Dun’s fine concerto was a strong contrast, using a small number of ideas and sticking to them both with patience and an awareness of their natural duration—everything felt deep and also had the Stravinskyian disinterest in extending itself for no purpose. Each movement is based around images of traditional Chinese instruments from ancient paintings, reimagined as video game music. This meant the music felt like it was introducing characters through instrumental qualities: the middle “Muse of Xiqin” had the uncanny feeling of the trombone playing strummed and picked string music (the xiqin is a fiddle).

This was all rather remarkable, full of one unexpected and charming moment after another. It was the musical equivalent of the “choose your fighter” moment in Mortal Kombat, a figure on display and poised for action. Alessi was terrific, playing with an easy command, not just relishing the clichéd trombone slides but producing a consistently beautiful sound, whether it was a mellow tone or one with a crackle and edge. This was the most unique music one has heard this season.

Van Zweden has been on a Mendelssohn kick this month, and a specifically Scottish one. Last week’s performance of the Hebrides Overture was technically skillful but superficial.
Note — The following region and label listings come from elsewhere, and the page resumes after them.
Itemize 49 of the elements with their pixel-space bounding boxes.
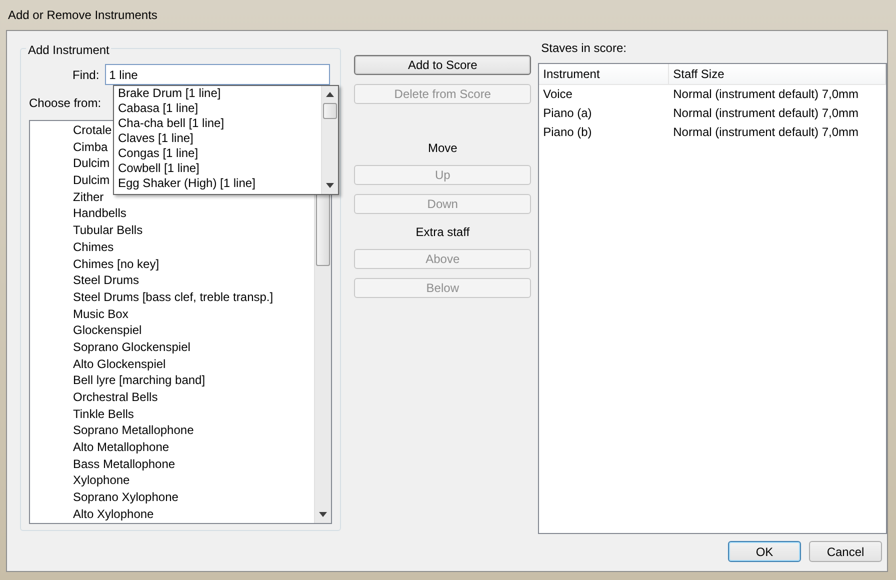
dialog-button[interactable]: Cancel — [809, 541, 882, 562]
list-item[interactable]: Alto Xylophone — [73, 506, 314, 522]
suggestion-item[interactable]: Claves [1 line] — [118, 131, 321, 146]
extra-staff-label: Extra staff — [416, 225, 470, 239]
list-item[interactable]: Soprano Metallophone — [73, 422, 314, 440]
move-label: Move — [428, 141, 458, 155]
dialog-button[interactable]: OK — [728, 541, 801, 562]
table-cell-text: Piano (a) — [542, 105, 593, 122]
table-cell-text: Normal (instrument default) 7,0mm — [672, 124, 858, 141]
suggestion-item[interactable]: Cha-cha bell [1 line] — [118, 116, 321, 131]
staves-title: Staves in score: — [541, 41, 626, 55]
list-item[interactable]: Tubular Bells — [73, 222, 314, 239]
scroll-down-icon[interactable] — [319, 512, 328, 517]
list-item[interactable]: Orchestral Bells — [73, 389, 314, 406]
table-cell-text: Normal (instrument default) 7,0mm — [672, 105, 858, 122]
table-cell-text: Piano (b) — [542, 124, 593, 141]
scrollbar[interactable] — [321, 86, 338, 194]
scroll-down-icon[interactable] — [326, 183, 334, 188]
list-item[interactable]: Tinkle Bells — [73, 406, 314, 422]
list-item[interactable]: Steel Drums [bass clef, treble transp.] — [73, 288, 314, 306]
choose-label: Choose from: — [29, 96, 102, 110]
table-cell-text: Voice — [542, 86, 574, 103]
list-item[interactable]: Soprano Glockenspiel — [73, 338, 314, 356]
list-item[interactable]: Music Box — [73, 306, 314, 322]
find-field[interactable]: 1 line — [105, 64, 330, 85]
list-item[interactable]: Soprano Xylophone — [73, 489, 314, 506]
column-header[interactable]: Staff Size — [669, 64, 886, 84]
suggestion-item[interactable]: Egg Shaker (High) [1 line] — [118, 176, 321, 191]
list-item[interactable]: Steel Drums — [73, 272, 314, 289]
list-item[interactable]: Bass Metallophone — [73, 456, 314, 472]
list-item[interactable]: Handbells — [73, 205, 314, 222]
scroll-up-icon[interactable] — [326, 92, 334, 97]
window-title: Add or Remove Instruments — [7, 7, 158, 24]
suggestion-item[interactable]: Brake Drum [1 line] — [118, 86, 321, 101]
list-item[interactable]: Glockenspiel — [73, 322, 314, 339]
scrollbar-thumb[interactable] — [323, 103, 337, 119]
find-label: Find: — [72, 66, 100, 84]
list-item[interactable]: Alto Metallophone — [73, 439, 314, 456]
suggestion-item[interactable]: Congas [1 line] — [118, 146, 321, 161]
column-header[interactable]: Instrument — [539, 64, 670, 84]
table-cell-text: Normal (instrument default) 7,0mm — [672, 86, 858, 103]
suggestion-item[interactable]: Cowbell [1 line] — [118, 161, 321, 176]
list-item[interactable]: Bell lyre [marching band] — [73, 372, 314, 389]
list-item[interactable]: Xylophone — [73, 472, 314, 490]
suggestion-item[interactable]: Cabasa [1 line] — [118, 101, 321, 116]
list-item[interactable]: Chimes — [73, 238, 314, 256]
list-item[interactable]: Alto Glockenspiel — [73, 356, 314, 372]
list-item[interactable]: Chimes [no key] — [73, 256, 314, 272]
action-button[interactable]: Add to Score — [354, 55, 532, 75]
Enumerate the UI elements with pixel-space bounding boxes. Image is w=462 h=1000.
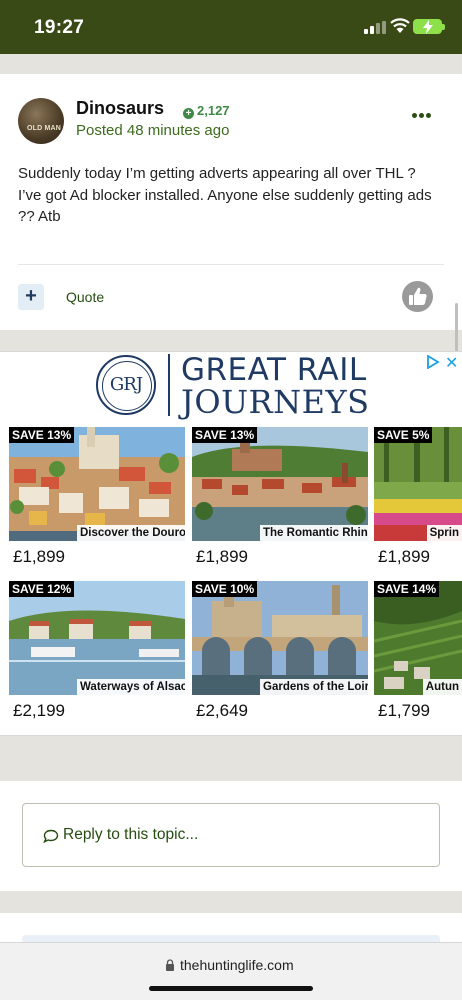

Thursday night, the symphony was equally refined but this time full of thought, feeling, and purpose. Every moment there was a sense of direction, the kind of thing that results in music making that is so clear and meaningful that everything has great weight and clarity, no matter how light and fast the indications may be.

The strings had a sinewy shine and grain, and the pace and sense of form were excellent throughout. That meant that Van Zweden seemed to underplay the opening of the final movement, but that was merely setting up a gathering of energy and force to a superb resolution. This was one of the best performances one has heard from this conductor and orchestra together.

This program will be repeated 8 p.m. Saturday and 2 p.m. Sunday.